I wasn’t going to stay there, so what did I care?

The “liar”I have always been creative with nicknamesstepped out, straightening his tie. I snapped a few pictures and held my breath, hoping the other woman would come out behind him. Even if I took pictures of her exiting a few minutes later, I needed the husband in the picture with her. Otherwise, a surprising number of wives would argue with me about what actually took place in these various, if interchangeable, hotel rooms.
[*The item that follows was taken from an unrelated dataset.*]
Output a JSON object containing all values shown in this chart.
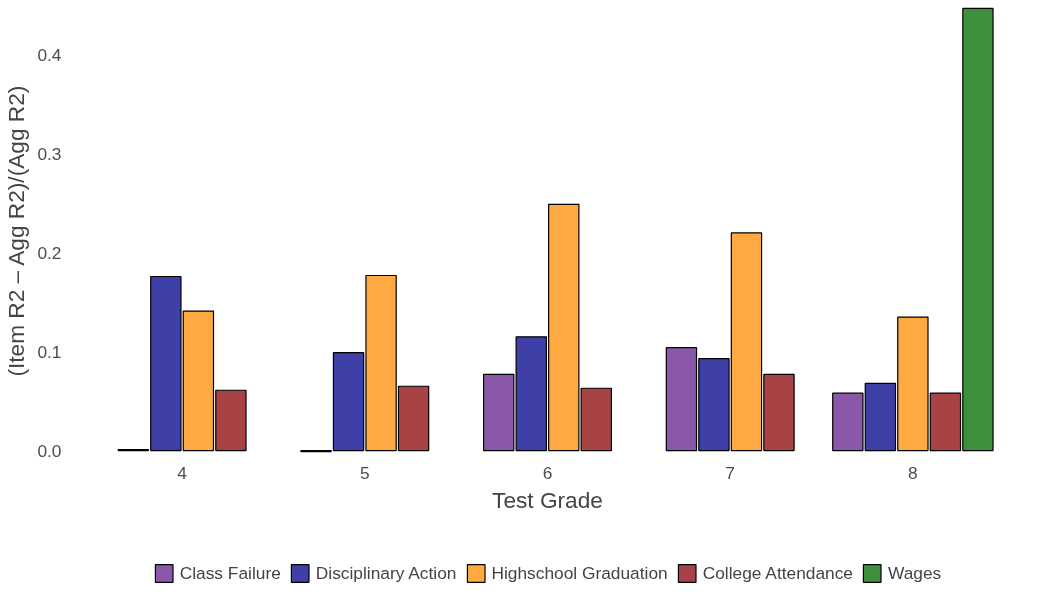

For some reason they would rather believe I faked the info about their husband cheating than admit he strayed, which confused me because I got paid either way. It seemed especially crazy when you considered that they must already know the truth, given they hired me in the first place. But I knew better than to look for logic in the ways of the human heart. I got the best evidence possible.

The man turned, his face silhouetted by the light coming from the room behind him. He had an exceptionally generous head of hair, which made him quite recognizable, even in bad light. Mid-forties, and mostly in good shape, he appeared athletic as long as he didn’t unbutton his sports coat. I could see why women were attracted to him, though he didn’t do a thing for me. I liked my men a little more honest.

But then, I’d never been married, so what did I know?

A figure moved from behind him into the shadow of the doorway.

“Come on, honey, step out into the light,” I said, holding the camera up to my eye. “One more step, so I can see your face.”

The woman obliged by leaning into the cold blue glow thrown by the old style, energy inefficient streetlights, her cheeks stained red in the flash of the vacancy sign. I happily clicked away as the “office manager” wrapped her arms around his neck and whispered sweet nothings in his ear. She clearly wore nothing but lingerie. I guess she assumed no one else would be out this late on such a cold weeknight. Or maybe she enjoyed having people see her, a bit of an exhibitionist of the happy home-wrecker variety. Whatever the cause, she had him in the perfect spot for the best pictures.

I loved it when guilty people made my job easy.

My photos might not be art, but they were gold in my book. No way the wife could believe this was anything but what it looked like.

I clicked away until the husband extricated himself from the mistress and she ducked back into the room and closed the door. Then he walked briskly toward a shiny red Chevy Camaro—the guy owned a GM dealership and drove a new car every day. He lit a cigarette, which he puffed on for a few drags before he tossed it into the gutter. Not just a cheater, but also a litterer, the bastard. The cigarette stench backed his poker party story and covered the smell of another woman, killing two birds with one cancer-causing stone.

As soon as he pulled out onto the street, I stretched back up to full height, relieved I could still feel my feet. I started up my ancient green Subaru Forester, cranked my heater, and headed for home, relieved I didn’t have to wait around in the cold for the mistress to reappear. Whatever she did next wasn’t my concern. Having the two of them in the pictures together convinced me my work was done.

The hotel was located downtown—the blue collar north end, not the high-priced, brick, historical south end, so I dropped down to Lakeway Drive, scooted under the freeway, and wound through the streets, which curved around Bayview Cemetery. Traffic at 10:00 on a midweek winter night was light, and I arrived at my little house by 10:30. I downloaded the photos from the hotel onto my computer, wrote up a final bill for my client, and went to bed content. What could possibly go wrong with such an easy case?